Department of Surgery, Division of Thoracic Surgery, Memorial Sloan Kettering Cancer Center, New York, New York.
Department of Surgery, Division of Thoracic Surgery, Memorial Sloan Kettering Cancer Center, New York, New York; Department of Surgery, Division of GI Surgery, University of North Carolina, Chapel Hill, North Carolina.
Ann Thorac Surg. 2018 Jul;106(1):172-177. doi: 10.1016/j.athoracsur.2018.02.087. Epub 2018 Apr 5.
Induction therapy has not been proven to be beneficial for patients with clinical T2N0 esophageal adenocarcinoma. Surgery alone is associated with disappointing survival for patients found to have nodal disease on final pathologic examination. The aim of this study was to identify factors that predict pathologic nodal involvement in patients with endoscopic ultrasound (EUS)-proven T2N0 esophageal adenocarcinoma.

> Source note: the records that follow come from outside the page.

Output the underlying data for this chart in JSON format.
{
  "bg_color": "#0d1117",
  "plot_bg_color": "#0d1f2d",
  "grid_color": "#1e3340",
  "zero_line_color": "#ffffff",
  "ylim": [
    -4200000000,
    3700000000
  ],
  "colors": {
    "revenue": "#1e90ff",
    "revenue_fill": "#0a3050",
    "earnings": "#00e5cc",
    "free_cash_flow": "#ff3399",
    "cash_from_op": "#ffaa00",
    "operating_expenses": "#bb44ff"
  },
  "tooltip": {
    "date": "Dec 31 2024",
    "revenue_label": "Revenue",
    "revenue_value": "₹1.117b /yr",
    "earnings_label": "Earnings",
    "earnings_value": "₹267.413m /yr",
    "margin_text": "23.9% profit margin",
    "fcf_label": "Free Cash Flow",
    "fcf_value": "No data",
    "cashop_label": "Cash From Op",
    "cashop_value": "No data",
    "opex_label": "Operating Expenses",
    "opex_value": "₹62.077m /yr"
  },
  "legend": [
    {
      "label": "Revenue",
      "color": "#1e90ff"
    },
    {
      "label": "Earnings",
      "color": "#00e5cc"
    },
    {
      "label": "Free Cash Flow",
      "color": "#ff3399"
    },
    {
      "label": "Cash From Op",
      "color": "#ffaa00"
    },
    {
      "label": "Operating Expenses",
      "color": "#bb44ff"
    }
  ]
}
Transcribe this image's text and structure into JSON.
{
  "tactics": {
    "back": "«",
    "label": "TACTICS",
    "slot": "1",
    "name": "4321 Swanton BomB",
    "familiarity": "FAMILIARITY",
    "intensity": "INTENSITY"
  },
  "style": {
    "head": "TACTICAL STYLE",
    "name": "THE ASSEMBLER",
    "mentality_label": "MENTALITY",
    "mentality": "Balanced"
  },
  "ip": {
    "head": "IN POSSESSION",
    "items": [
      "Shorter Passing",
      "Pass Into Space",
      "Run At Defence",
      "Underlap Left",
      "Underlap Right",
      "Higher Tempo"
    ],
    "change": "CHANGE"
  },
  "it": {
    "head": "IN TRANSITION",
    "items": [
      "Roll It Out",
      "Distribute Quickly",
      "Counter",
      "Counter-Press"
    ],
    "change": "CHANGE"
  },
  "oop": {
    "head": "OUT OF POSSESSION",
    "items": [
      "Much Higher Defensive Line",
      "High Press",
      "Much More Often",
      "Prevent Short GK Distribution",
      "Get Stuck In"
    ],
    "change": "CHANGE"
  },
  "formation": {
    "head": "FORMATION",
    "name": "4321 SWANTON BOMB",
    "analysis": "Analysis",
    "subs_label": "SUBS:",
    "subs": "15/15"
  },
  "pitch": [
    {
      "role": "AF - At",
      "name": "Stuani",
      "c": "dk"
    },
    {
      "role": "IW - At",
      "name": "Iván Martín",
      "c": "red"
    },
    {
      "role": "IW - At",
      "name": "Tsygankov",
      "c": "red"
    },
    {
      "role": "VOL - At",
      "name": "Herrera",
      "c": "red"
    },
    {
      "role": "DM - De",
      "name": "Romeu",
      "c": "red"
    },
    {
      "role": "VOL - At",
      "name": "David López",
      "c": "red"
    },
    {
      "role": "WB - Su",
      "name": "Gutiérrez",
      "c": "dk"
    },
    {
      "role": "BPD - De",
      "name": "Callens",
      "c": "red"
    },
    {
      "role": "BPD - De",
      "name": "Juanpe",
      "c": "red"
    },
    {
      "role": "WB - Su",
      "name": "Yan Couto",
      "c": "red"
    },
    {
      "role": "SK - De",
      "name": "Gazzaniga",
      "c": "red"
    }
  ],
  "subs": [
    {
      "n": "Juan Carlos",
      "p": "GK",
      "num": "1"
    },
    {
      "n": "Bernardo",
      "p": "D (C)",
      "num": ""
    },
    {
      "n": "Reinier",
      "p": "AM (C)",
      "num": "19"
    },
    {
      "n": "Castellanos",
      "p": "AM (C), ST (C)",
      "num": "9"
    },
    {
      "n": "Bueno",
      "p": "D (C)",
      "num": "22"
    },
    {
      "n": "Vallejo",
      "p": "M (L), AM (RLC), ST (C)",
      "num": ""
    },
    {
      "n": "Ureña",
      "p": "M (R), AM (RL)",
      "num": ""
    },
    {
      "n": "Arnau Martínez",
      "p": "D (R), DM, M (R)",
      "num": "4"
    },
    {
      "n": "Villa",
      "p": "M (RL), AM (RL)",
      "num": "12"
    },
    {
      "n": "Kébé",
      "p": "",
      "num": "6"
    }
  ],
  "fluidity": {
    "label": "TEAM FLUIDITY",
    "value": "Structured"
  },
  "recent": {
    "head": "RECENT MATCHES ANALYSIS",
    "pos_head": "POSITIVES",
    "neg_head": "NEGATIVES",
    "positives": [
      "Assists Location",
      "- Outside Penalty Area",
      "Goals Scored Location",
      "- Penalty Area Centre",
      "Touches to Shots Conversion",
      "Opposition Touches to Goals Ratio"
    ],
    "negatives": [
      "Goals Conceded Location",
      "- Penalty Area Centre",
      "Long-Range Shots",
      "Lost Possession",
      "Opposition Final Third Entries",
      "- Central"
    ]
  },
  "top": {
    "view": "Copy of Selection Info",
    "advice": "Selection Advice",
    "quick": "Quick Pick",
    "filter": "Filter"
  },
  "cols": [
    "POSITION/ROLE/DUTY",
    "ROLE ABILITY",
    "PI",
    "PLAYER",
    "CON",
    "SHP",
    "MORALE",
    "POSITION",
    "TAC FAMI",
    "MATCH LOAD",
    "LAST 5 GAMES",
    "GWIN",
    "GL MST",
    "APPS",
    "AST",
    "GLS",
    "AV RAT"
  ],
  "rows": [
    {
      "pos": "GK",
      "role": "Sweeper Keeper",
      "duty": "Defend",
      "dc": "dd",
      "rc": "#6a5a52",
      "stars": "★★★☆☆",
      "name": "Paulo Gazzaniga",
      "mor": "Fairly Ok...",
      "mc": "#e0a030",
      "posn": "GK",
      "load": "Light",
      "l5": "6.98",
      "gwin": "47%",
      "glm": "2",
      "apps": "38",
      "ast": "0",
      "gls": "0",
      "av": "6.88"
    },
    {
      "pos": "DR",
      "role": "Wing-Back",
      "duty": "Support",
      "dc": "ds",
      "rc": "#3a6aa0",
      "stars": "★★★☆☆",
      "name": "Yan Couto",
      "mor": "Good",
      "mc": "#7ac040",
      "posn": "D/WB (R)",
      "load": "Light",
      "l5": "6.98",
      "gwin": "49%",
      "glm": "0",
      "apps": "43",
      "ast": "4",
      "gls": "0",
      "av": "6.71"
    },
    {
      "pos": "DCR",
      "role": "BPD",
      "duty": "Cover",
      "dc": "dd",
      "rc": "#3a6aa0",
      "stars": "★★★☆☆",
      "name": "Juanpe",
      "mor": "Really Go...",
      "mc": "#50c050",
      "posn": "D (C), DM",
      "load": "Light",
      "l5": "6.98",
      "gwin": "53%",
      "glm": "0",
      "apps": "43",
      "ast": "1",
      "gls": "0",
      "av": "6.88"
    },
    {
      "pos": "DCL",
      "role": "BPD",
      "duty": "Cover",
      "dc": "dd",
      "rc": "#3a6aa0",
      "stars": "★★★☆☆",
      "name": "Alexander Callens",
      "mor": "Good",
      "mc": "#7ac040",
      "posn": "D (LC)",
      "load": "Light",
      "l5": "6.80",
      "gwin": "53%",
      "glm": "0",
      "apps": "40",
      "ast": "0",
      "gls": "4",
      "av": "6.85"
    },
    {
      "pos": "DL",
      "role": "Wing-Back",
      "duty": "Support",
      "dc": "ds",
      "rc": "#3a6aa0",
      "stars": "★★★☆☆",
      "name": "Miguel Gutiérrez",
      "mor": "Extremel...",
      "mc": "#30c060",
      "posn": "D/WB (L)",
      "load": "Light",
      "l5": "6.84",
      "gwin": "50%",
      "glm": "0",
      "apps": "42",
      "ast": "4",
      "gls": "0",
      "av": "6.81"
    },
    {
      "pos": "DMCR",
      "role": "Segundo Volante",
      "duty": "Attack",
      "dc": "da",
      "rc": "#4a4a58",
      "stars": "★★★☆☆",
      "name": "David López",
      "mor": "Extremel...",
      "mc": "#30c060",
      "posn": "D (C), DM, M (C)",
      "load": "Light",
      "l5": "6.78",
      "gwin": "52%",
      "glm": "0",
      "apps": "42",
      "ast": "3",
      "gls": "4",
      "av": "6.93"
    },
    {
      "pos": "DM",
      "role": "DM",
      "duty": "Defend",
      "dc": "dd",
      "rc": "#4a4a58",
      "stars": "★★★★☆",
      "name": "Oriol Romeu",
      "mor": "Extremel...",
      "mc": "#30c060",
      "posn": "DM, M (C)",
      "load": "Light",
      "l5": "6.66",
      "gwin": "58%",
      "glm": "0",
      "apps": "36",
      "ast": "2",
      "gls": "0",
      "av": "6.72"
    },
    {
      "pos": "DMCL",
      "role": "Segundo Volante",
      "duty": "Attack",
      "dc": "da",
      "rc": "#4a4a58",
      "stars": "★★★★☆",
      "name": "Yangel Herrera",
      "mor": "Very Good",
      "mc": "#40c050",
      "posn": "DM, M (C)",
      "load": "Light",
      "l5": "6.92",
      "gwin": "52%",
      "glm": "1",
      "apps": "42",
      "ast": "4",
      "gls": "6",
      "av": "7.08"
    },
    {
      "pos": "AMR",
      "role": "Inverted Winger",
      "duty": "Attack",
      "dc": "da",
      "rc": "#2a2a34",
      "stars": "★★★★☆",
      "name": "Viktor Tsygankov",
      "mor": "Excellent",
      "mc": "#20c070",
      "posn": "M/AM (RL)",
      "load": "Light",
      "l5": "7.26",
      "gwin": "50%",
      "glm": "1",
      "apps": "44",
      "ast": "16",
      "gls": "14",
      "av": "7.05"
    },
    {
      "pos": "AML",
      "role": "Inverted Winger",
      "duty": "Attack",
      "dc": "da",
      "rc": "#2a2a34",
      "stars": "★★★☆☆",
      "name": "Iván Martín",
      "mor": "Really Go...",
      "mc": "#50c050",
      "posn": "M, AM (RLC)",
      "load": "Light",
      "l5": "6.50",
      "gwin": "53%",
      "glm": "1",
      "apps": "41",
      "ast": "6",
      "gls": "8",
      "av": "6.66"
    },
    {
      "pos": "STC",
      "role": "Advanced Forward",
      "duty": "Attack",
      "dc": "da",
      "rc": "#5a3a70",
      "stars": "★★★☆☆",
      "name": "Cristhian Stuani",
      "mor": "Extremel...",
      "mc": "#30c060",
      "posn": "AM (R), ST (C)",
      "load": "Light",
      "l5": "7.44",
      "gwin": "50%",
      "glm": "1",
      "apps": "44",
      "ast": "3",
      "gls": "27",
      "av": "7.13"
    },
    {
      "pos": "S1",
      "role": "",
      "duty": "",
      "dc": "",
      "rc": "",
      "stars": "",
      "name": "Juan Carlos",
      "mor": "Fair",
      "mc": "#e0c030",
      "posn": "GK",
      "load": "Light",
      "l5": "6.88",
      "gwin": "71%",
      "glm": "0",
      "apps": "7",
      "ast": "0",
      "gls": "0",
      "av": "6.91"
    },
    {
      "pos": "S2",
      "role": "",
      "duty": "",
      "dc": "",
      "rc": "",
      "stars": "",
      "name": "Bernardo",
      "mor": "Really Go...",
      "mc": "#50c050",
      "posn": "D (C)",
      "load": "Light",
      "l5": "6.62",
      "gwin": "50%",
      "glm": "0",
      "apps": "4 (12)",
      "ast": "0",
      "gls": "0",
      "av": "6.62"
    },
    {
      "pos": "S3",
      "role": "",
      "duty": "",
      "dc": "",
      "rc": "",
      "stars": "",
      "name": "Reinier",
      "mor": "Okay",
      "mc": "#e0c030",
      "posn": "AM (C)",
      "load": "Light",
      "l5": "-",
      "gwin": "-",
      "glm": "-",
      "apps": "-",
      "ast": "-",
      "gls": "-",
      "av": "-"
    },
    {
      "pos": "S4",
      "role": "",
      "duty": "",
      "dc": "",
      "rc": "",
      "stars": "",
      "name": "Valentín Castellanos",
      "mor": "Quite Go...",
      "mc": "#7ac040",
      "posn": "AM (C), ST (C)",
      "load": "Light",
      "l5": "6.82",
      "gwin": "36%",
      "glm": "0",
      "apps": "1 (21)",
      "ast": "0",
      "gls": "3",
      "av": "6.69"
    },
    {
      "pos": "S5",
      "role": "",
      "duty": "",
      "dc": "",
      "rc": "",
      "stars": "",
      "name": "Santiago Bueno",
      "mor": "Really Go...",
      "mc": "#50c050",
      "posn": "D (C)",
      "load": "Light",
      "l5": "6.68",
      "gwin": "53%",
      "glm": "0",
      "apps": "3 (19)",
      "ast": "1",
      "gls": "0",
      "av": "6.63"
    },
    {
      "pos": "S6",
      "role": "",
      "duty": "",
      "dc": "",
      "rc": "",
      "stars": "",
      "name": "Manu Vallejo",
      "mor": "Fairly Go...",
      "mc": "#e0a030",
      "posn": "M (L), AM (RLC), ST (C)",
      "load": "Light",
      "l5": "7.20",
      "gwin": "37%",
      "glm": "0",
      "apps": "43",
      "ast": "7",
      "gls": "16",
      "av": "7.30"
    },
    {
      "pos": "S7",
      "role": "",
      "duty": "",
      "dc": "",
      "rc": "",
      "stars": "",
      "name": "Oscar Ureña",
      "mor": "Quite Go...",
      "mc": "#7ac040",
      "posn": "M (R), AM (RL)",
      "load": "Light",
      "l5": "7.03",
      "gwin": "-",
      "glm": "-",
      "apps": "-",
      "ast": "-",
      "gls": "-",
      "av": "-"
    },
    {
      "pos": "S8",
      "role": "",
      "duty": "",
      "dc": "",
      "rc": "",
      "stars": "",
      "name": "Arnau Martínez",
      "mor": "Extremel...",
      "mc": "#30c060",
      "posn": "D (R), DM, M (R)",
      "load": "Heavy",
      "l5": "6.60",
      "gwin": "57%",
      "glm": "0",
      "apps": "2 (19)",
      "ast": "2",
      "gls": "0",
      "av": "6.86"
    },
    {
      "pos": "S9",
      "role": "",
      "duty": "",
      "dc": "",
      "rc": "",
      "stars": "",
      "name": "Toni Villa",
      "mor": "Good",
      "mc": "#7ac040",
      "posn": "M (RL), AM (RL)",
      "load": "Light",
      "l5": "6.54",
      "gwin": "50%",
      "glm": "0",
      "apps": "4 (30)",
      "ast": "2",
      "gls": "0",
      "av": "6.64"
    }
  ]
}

We retrospectively reviewed patients with EUS-staged T2N0 (uT2N0) esophageal adenocarcinoma treated with surgery alone. Final pathologic staging was compared with clinical staging. Demographic and clinicopathologic variables were evaluated as putative risk factors for nodal metastases. Logistic regression models were used to identify factors associated with nodal involvement. Kaplan-Meier analysis was performed to compare overall and recurrence-free survival between patients with (N+) and without (N-) nodal disease.
We identified 80 patients with uT2N0 esophageal adenocarcinoma treated with surgery alone. Clinical staging with EUS was inaccurate for 73 patients (91%). Twenty-eight patients (35%) had pathologic N+ disease at resection. Five-year overall survival was 67% for N- patients and 41% for N+ patients (p = 0.006). Recurrence-free survival was 65% for N- patients and 32% for N+ patients (p = 0.0043). Univariable analysis identified vascular invasion and neural invasion as risk factors for nodal metastasis. Multivariable analysis identified vascular invasion as an independent predictor of pathologic nodal involvement.
EUS is inaccurate for staging of T2N0 esophageal adenocarcinoma and often fails to identify nodal involvement. Identification of vascular invasion on preoperative biopsy should be explored as a prognostic marker to select patients for induction therapy.
诱导治疗并未被证明对临床 T2N0 食管腺癌患者有益。对于最终病理检查发现淋巴结疾病的患者,单独手术与令人失望的生存相关。本研究旨在确定预测内镜超声 (EUS) 证实的 T2N0 食管腺癌患者病理淋巴结受累的因素。
我们回顾性分析了单独接受手术治疗的 EUS 分期 T2N0 (uT2N0) 食管腺癌患者。比较了最终病理分期和临床分期。评估了人口统计学和临床病理变量作为淋巴结转移的潜在危险因素。使用逻辑回归模型确定与淋巴结受累相关的因素。Kaplan-Meier 分析用于比较有 (N+) 和无 (N-) 淋巴结疾病患者的总生存率和无复发生存率。
我们确定了 80 例单独接受手术治疗的 uT2N0 食管腺癌患者。EUS 临床分期对 73 例患者(91%)不准确。28 例(35%)患者在切除时存在病理 N+疾病。N-患者的 5 年总生存率为 67%,N+患者为 41%(p=0.006)。N-患者的无复发生存率为 65%,N+患者为 32%(p=0.0043)。单变量分析确定血管侵犯和神经侵犯为淋巴结转移的危险因素。多变量分析确定血管侵犯是病理淋巴结受累的独立预测因素。
EUS 对 T2N0 食管腺癌分期不准确,经常无法识别淋巴结受累。应探讨术前活检中血管侵犯的识别作为选择诱导治疗患者的预后标志物。